Do not over-restrict
Twenty guardrails is a lot. If you list every possible bad action, Claude spends more time checking restrictions than writing code. Focus on the 5-10 rules that prevent the biggest disasters. Everything else is handled by good architecture guidance and conventions.
Project-specific guardrails
Beyond the universal rules, every project has its own danger zones. Think about:
- What directory must never be modified? Production configs, deployed manifests, vendor directories.
- What commands must never run in production? Seed scripts, test data generators, migration rollbacks.
- What patterns must never be introduced? Global state, circular imports, God classes.
- What third-party systems must not be called? Payment processors, email services, external APIs in test environments.

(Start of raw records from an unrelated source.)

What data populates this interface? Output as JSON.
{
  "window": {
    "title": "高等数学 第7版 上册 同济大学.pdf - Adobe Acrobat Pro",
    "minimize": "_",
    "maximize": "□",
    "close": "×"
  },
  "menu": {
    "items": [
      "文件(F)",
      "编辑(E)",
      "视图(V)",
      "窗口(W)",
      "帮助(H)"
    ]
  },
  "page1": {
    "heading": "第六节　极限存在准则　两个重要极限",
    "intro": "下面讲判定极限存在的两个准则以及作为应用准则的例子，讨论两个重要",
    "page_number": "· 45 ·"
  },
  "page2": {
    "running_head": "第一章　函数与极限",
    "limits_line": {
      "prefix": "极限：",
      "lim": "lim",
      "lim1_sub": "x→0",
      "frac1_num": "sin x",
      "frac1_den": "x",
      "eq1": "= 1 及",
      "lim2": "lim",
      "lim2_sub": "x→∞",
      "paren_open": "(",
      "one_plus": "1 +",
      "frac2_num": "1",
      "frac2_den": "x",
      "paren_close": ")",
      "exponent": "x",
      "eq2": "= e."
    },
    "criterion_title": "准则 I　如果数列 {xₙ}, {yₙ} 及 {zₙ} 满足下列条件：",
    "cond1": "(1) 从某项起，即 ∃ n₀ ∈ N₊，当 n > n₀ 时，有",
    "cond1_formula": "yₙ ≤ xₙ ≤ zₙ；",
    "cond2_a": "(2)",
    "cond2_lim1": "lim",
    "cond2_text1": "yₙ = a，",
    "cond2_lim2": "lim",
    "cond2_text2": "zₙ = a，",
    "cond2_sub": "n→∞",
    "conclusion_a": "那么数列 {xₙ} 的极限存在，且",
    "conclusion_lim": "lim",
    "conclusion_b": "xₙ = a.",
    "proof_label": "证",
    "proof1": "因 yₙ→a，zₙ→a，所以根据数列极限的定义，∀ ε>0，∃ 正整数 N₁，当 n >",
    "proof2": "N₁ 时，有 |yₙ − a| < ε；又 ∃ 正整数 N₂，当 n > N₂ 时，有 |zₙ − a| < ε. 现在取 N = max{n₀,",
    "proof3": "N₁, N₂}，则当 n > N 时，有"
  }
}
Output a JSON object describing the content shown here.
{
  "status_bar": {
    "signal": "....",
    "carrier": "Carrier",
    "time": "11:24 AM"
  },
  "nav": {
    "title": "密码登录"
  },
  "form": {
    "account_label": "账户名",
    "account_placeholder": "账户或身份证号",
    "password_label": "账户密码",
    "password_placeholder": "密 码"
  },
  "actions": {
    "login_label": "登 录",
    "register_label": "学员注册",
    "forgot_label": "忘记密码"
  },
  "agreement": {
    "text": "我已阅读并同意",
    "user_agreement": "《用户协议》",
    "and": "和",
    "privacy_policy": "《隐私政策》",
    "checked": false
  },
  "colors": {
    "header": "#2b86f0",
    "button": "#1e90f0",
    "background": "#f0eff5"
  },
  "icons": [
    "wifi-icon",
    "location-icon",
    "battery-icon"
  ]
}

These are the guardrails that prevent the mistakes unique to your project. The ones you learned about the hard way. Write them down so Claude never has to learn the same lesson.
Testing your guardrails
Guardrails only work if Claude reads them. The ContextKit Analyzer checks whether your CLAUDE.md has a guardrails section and evaluates its quality. It scores you on specificity (concrete rules vs vague advice) and coverage (the major risk categories).
If your guardrails score is below 2 out of 2, the analyzer tells you exactly what is missing: "No git safety rules detected" or "No mention of file deletion policy." These are the gaps where mistakes happen.
To add guardrails to an existing CLAUDE.md, you can use the ContextKit Generator to create a section template. Pick your stack, and it generates guardrails appropriate for your framework and tools.
For team projects, run npx contextkit score in CI. If someone removes a guardrail in a pull request, the score drops and the pipeline flags it. Guardrails are too important to remove by accident.